それから、また別の視点でシュールな現実もある。もはや歯のホワイトニングからトピックが逸脱しつつあるものの、要は顔の造作であろうが、肌であろうが、毛質だろうが、体型だろうが、(遺伝や突然変異など)生まれながらにしてその人がもつ美的特徴が、社会通念としての美的特徴に合致していればいるほど、美的観点(外見/表面)においては楽ちんな人生であるという現実。逆に、社会的な美的特徴から逸脱していればいるほど、その美に少しでも近づくためには多大な対価(時間やお金、手間など)を差し出さなければならず、それに痛みが伴う場合はもちろん痛みに耐えなくてはならない。しかしながら、当人がそうした軌道修正をおこなうことで、理想美へ近づいているのだとポジティブに認識し、以前と比べて自分に自信を持てるようになる可能性はおおいにあり、その結果として振る舞いにも良い変化がもたらされるかもしれず(たとえば歯のコンプレックスが減れば、微笑む回数が増えたり、微笑んだときの歯の露出面積が増えたり、逆に口を手で覆い隠すような動作が減ったりするかもしれない)、さらにそんな振る舞いが習慣となったあかつきには、その人の自然な状態までもが変わっていき、まるで生まれ変わったような体験をもたらす可能性さえ孕んでいる。ただし、こうした変化が自身へもたらすインパクト(+)と、そのために使う時間や費用、伴う痛み、場合によっては短期・長期の副作用など(ー)をどう天秤にかけ、そのプロセスにどのような態度で臨むのかは(例えば楽しみである、ワクワクする、怯えるなど)人によって全然違うのだと思う。

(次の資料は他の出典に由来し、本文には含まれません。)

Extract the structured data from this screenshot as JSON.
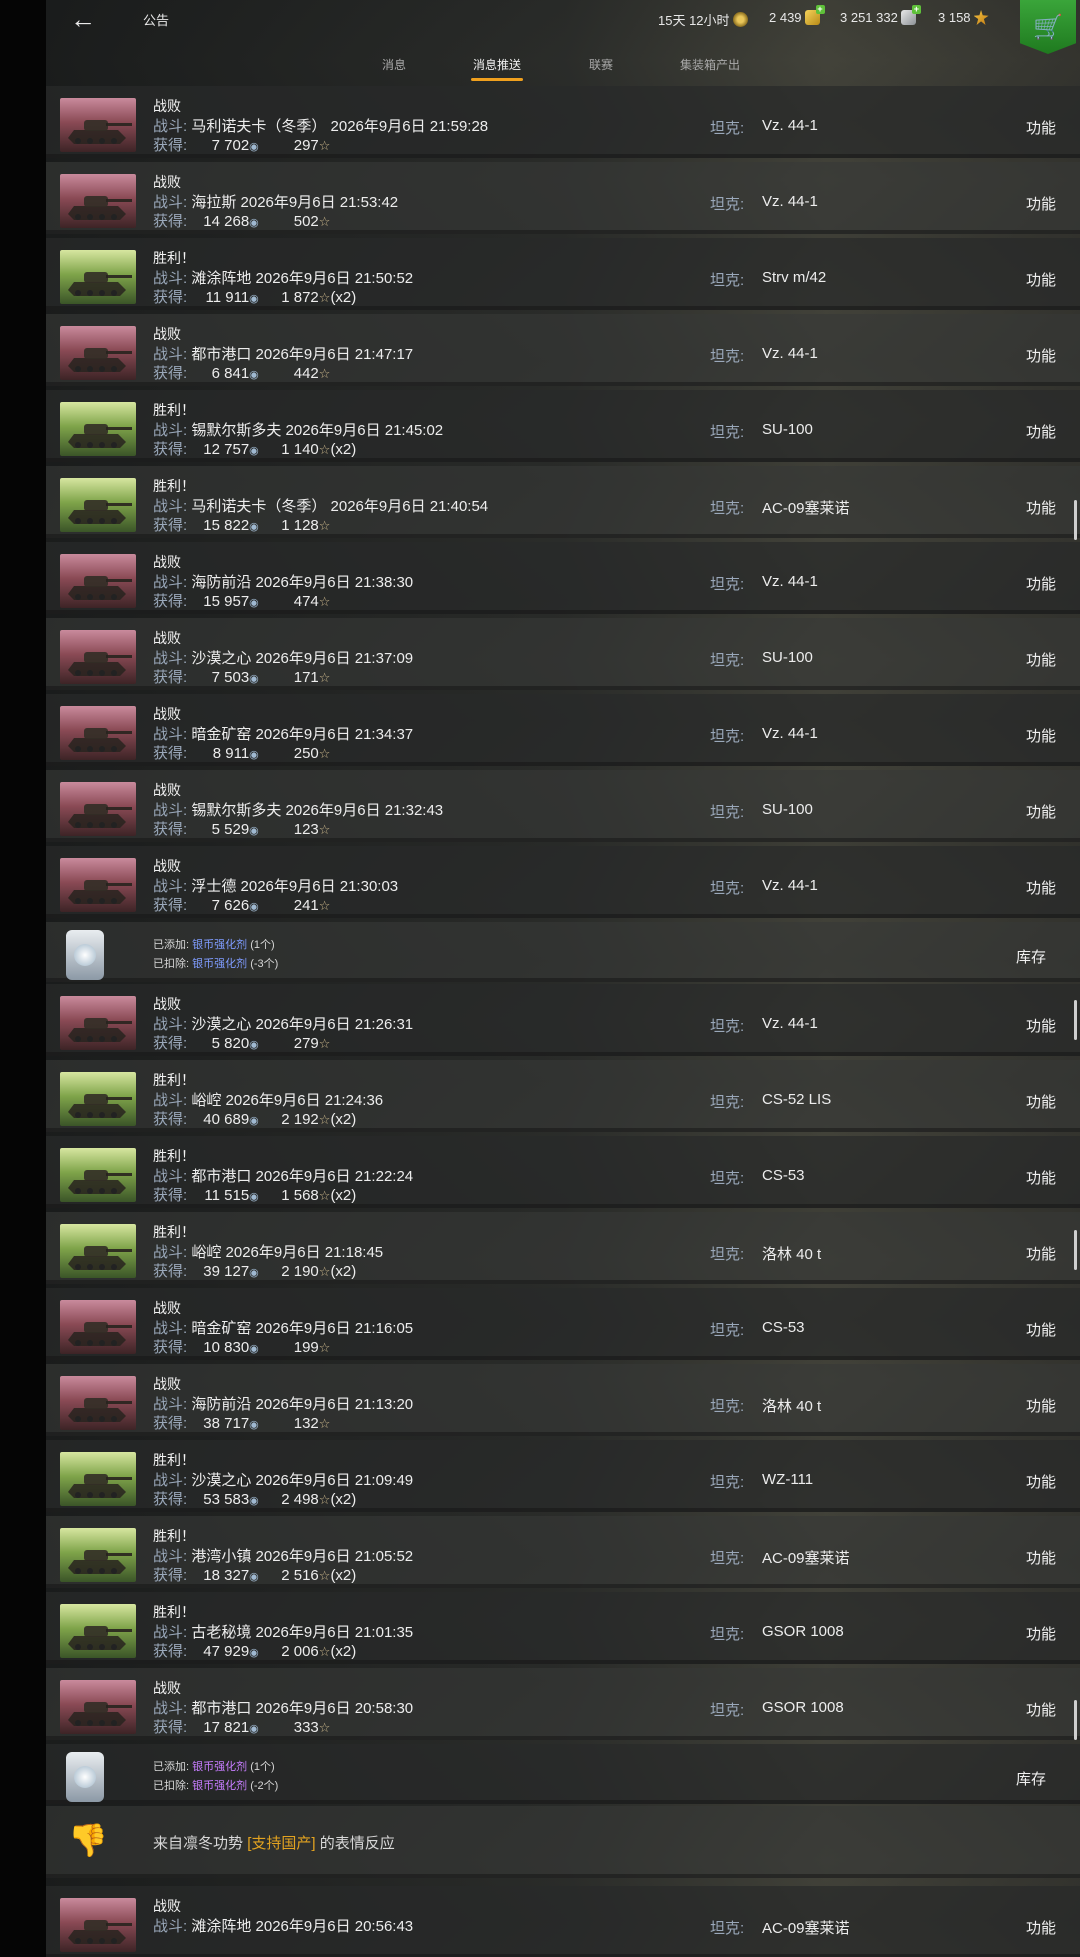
{
  "header": {
    "title": "公告",
    "premium_time": "15天 12小时",
    "gold": "2 439",
    "credits": "3 251 332",
    "free_xp": "3 158"
  },
  "tabs": [
    "消息",
    "消息推送",
    "联赛",
    "集装箱产出"
  ],
  "active_tab": "消息推送",
  "labels": {
    "battle": "战斗:",
    "earned": "获得:",
    "tank": "坦克:",
    "function": "功能",
    "inventory": "库存",
    "added": "已添加:",
    "deducted": "已扣除:",
    "booster": "银币强化剂"
  },
  "battles": [
    {
      "result": "战败",
      "map": "马利诺夫卡（冬季）",
      "time": "2026年9月6日 21:59:28",
      "credits": "7 702",
      "exp": "297",
      "mult": "",
      "tank": "Vz. 44-1"
    },
    {
      "result": "战败",
      "map": "海拉斯",
      "time": "2026年9月6日 21:53:42",
      "credits": "14 268",
      "exp": "502",
      "mult": "",
      "tank": "Vz. 44-1"
    },
    {
      "result": "胜利！",
      "map": "滩涂阵地",
      "time": "2026年9月6日 21:50:52",
      "credits": "11 911",
      "exp": "1 872",
      "mult": "(x2)",
      "tank": "Strv m/42"
    },
    {
      "result": "战败",
      "map": "都市港口",
      "time": "2026年9月6日 21:47:17",
      "credits": "6 841",
      "exp": "442",
      "mult": "",
      "tank": "Vz. 44-1"
    },
    {
      "result": "胜利！",
      "map": "锡默尔斯多夫",
      "time": "2026年9月6日 21:45:02",
      "credits": "12 757",
      "exp": "1 140",
      "mult": "(x2)",
      "tank": "SU-100"
    },
    {
      "result": "胜利！",
      "map": "马利诺夫卡（冬季）",
      "time": "2026年9月6日 21:40:54",
      "credits": "15 822",
      "exp": "1 128",
      "mult": "",
      "tank": "AC-09塞莱诺"
    },
    {
      "result": "战败",
      "map": "海防前沿",
      "time": "2026年9月6日 21:38:30",
      "credits": "15 957",
      "exp": "474",
      "mult": "",
      "tank": "Vz. 44-1"
    },
    {
      "result": "战败",
      "map": "沙漠之心",
      "time": "2026年9月6日 21:37:09",
      "credits": "7 503",
      "exp": "171",
      "mult": "",
      "tank": "SU-100"
    },
    {
      "result": "战败",
      "map": "暗金矿窑",
      "time": "2026年9月6日 21:34:37",
      "credits": "8 911",
      "exp": "250",
      "mult": "",
      "tank": "Vz. 44-1"
    },
    {
      "result": "战败",
      "map": "锡默尔斯多夫",
      "time": "2026年9月6日 21:32:43",
      "credits": "5 529",
      "exp": "123",
      "mult": "",
      "tank": "SU-100"
    },
    {
      "result": "战败",
      "map": "浮士德",
      "time": "2026年9月6日 21:30:03",
      "credits": "7 626",
      "exp": "241",
      "mult": "",
      "tank": "Vz. 44-1"
    },
    {
      "result": "战败",
      "map": "沙漠之心",
      "time": "2026年9月6日 21:26:31",
      "credits": "5 820",
      "exp": "279",
      "mult": "",
      "tank": "Vz. 44-1"
    },
    {
      "result": "胜利！",
      "map": "峪崆",
      "time": "2026年9月6日 21:24:36",
      "credits": "40 689",
      "exp": "2 192",
      "mult": "(x2)",
      "tank": "CS-52 LIS"
    },
    {
      "result": "胜利！",
      "map": "都市港口",
      "time": "2026年9月6日 21:22:24",
      "credits": "11 515",
      "exp": "1 568",
      "mult": "(x2)",
      "tank": "CS-53"
    },
    {
      "result": "胜利！",
      "map": "峪崆",
      "time": "2026年9月6日 21:18:45",
      "credits": "39 127",
      "exp": "2 190",
      "mult": "(x2)",
      "tank": "洛林 40 t"
    },
    {
      "result": "战败",
      "map": "暗金矿窑",
      "time": "2026年9月6日 21:16:05",
      "credits": "10 830",
      "exp": "199",
      "mult": "",
      "tank": "CS-53"
    },
    {
      "result": "战败",
      "map": "海防前沿",
      "time": "2026年9月6日 21:13:20",
      "credits": "38 717",
      "exp": "132",
      "mult": "",
      "tank": "洛林 40 t"
    },
    {
      "result": "胜利！",
      "map": "沙漠之心",
      "time": "2026年9月6日 21:09:49",
      "credits": "53 583",
      "exp": "2 498",
      "mult": "(x2)",
      "tank": "WZ-111"
    },
    {
      "result": "胜利！",
      "map": "港湾小镇",
      "time": "2026年9月6日 21:05:52",
      "credits": "18 327",
      "exp": "2 516",
      "mult": "(x2)",
      "tank": "AC-09塞莱诺"
    },
    {
      "result": "胜利！",
      "map": "古老秘境",
      "time": "2026年9月6日 21:01:35",
      "credits": "47 929",
      "exp": "2 006",
      "mult": "(x2)",
      "tank": "GSOR 1008"
    },
    {
      "result": "战败",
      "map": "都市港口",
      "time": "2026年9月6日 20:58:30",
      "credits": "17 821",
      "exp": "333",
      "mult": "",
      "tank": "GSOR 1008"
    },
    {
      "result": "战败",
      "map": "滩涂阵地",
      "time": "2026年9月6日 20:56:43",
      "credits": "",
      "exp": "",
      "mult": "",
      "tank": "AC-09塞莱诺"
    }
  ],
  "boosters": [
    {
      "added": "(1个)",
      "deducted": "(-3个)"
    },
    {
      "added": "(1个)",
      "deducted": "(-2个)"
    }
  ],
  "reaction": {
    "prefix": "来自凛冬功势",
    "tag": "[支持国产]",
    "suffix": "的表情反应"
  }
}
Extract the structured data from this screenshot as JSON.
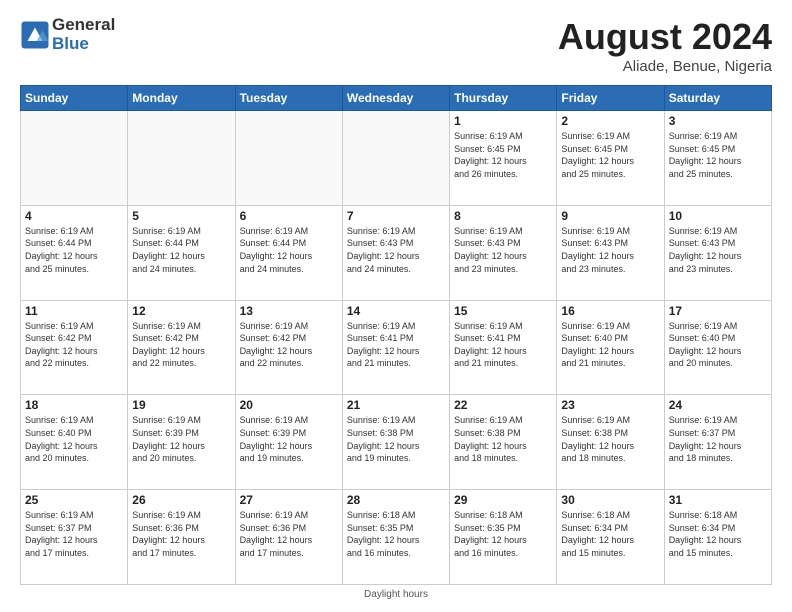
{
  "header": {
    "logo_line1": "General",
    "logo_line2": "Blue",
    "month_title": "August 2024",
    "location": "Aliade, Benue, Nigeria"
  },
  "weekdays": [
    "Sunday",
    "Monday",
    "Tuesday",
    "Wednesday",
    "Thursday",
    "Friday",
    "Saturday"
  ],
  "footer": {
    "daylight_label": "Daylight hours"
  },
  "weeks": [
    [
      {
        "day": "",
        "info": ""
      },
      {
        "day": "",
        "info": ""
      },
      {
        "day": "",
        "info": ""
      },
      {
        "day": "",
        "info": ""
      },
      {
        "day": "1",
        "info": "Sunrise: 6:19 AM\nSunset: 6:45 PM\nDaylight: 12 hours\nand 26 minutes."
      },
      {
        "day": "2",
        "info": "Sunrise: 6:19 AM\nSunset: 6:45 PM\nDaylight: 12 hours\nand 25 minutes."
      },
      {
        "day": "3",
        "info": "Sunrise: 6:19 AM\nSunset: 6:45 PM\nDaylight: 12 hours\nand 25 minutes."
      }
    ],
    [
      {
        "day": "4",
        "info": "Sunrise: 6:19 AM\nSunset: 6:44 PM\nDaylight: 12 hours\nand 25 minutes."
      },
      {
        "day": "5",
        "info": "Sunrise: 6:19 AM\nSunset: 6:44 PM\nDaylight: 12 hours\nand 24 minutes."
      },
      {
        "day": "6",
        "info": "Sunrise: 6:19 AM\nSunset: 6:44 PM\nDaylight: 12 hours\nand 24 minutes."
      },
      {
        "day": "7",
        "info": "Sunrise: 6:19 AM\nSunset: 6:43 PM\nDaylight: 12 hours\nand 24 minutes."
      },
      {
        "day": "8",
        "info": "Sunrise: 6:19 AM\nSunset: 6:43 PM\nDaylight: 12 hours\nand 23 minutes."
      },
      {
        "day": "9",
        "info": "Sunrise: 6:19 AM\nSunset: 6:43 PM\nDaylight: 12 hours\nand 23 minutes."
      },
      {
        "day": "10",
        "info": "Sunrise: 6:19 AM\nSunset: 6:43 PM\nDaylight: 12 hours\nand 23 minutes."
      }
    ],
    [
      {
        "day": "11",
        "info": "Sunrise: 6:19 AM\nSunset: 6:42 PM\nDaylight: 12 hours\nand 22 minutes."
      },
      {
        "day": "12",
        "info": "Sunrise: 6:19 AM\nSunset: 6:42 PM\nDaylight: 12 hours\nand 22 minutes."
      },
      {
        "day": "13",
        "info": "Sunrise: 6:19 AM\nSunset: 6:42 PM\nDaylight: 12 hours\nand 22 minutes."
      },
      {
        "day": "14",
        "info": "Sunrise: 6:19 AM\nSunset: 6:41 PM\nDaylight: 12 hours\nand 21 minutes."
      },
      {
        "day": "15",
        "info": "Sunrise: 6:19 AM\nSunset: 6:41 PM\nDaylight: 12 hours\nand 21 minutes."
      },
      {
        "day": "16",
        "info": "Sunrise: 6:19 AM\nSunset: 6:40 PM\nDaylight: 12 hours\nand 21 minutes."
      },
      {
        "day": "17",
        "info": "Sunrise: 6:19 AM\nSunset: 6:40 PM\nDaylight: 12 hours\nand 20 minutes."
      }
    ],
    [
      {
        "day": "18",
        "info": "Sunrise: 6:19 AM\nSunset: 6:40 PM\nDaylight: 12 hours\nand 20 minutes."
      },
      {
        "day": "19",
        "info": "Sunrise: 6:19 AM\nSunset: 6:39 PM\nDaylight: 12 hours\nand 20 minutes."
      },
      {
        "day": "20",
        "info": "Sunrise: 6:19 AM\nSunset: 6:39 PM\nDaylight: 12 hours\nand 19 minutes."
      },
      {
        "day": "21",
        "info": "Sunrise: 6:19 AM\nSunset: 6:38 PM\nDaylight: 12 hours\nand 19 minutes."
      },
      {
        "day": "22",
        "info": "Sunrise: 6:19 AM\nSunset: 6:38 PM\nDaylight: 12 hours\nand 18 minutes."
      },
      {
        "day": "23",
        "info": "Sunrise: 6:19 AM\nSunset: 6:38 PM\nDaylight: 12 hours\nand 18 minutes."
      },
      {
        "day": "24",
        "info": "Sunrise: 6:19 AM\nSunset: 6:37 PM\nDaylight: 12 hours\nand 18 minutes."
      }
    ],
    [
      {
        "day": "25",
        "info": "Sunrise: 6:19 AM\nSunset: 6:37 PM\nDaylight: 12 hours\nand 17 minutes."
      },
      {
        "day": "26",
        "info": "Sunrise: 6:19 AM\nSunset: 6:36 PM\nDaylight: 12 hours\nand 17 minutes."
      },
      {
        "day": "27",
        "info": "Sunrise: 6:19 AM\nSunset: 6:36 PM\nDaylight: 12 hours\nand 17 minutes."
      },
      {
        "day": "28",
        "info": "Sunrise: 6:18 AM\nSunset: 6:35 PM\nDaylight: 12 hours\nand 16 minutes."
      },
      {
        "day": "29",
        "info": "Sunrise: 6:18 AM\nSunset: 6:35 PM\nDaylight: 12 hours\nand 16 minutes."
      },
      {
        "day": "30",
        "info": "Sunrise: 6:18 AM\nSunset: 6:34 PM\nDaylight: 12 hours\nand 15 minutes."
      },
      {
        "day": "31",
        "info": "Sunrise: 6:18 AM\nSunset: 6:34 PM\nDaylight: 12 hours\nand 15 minutes."
      }
    ]
  ]
}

さて、話を戻してホワイトニング(歯の)。来年またこれをやるのかな…?(さすがに歯のホワイトニングで得られるインパクトはかなり限定的ではありそうだけど?)治療の翌日になり、痛み止めなしでも痛みは100分の1になり、「24時間以内は白いものだけ食べること」という縛りに従い、白湯をすすり、白米や焼きうどん(塩味)、ペンネグラタンなどを食べ、このあと食べたい真ん丸なオムレツを焼き、来年になったらどうするんだろうと思いながらこの記録を残している。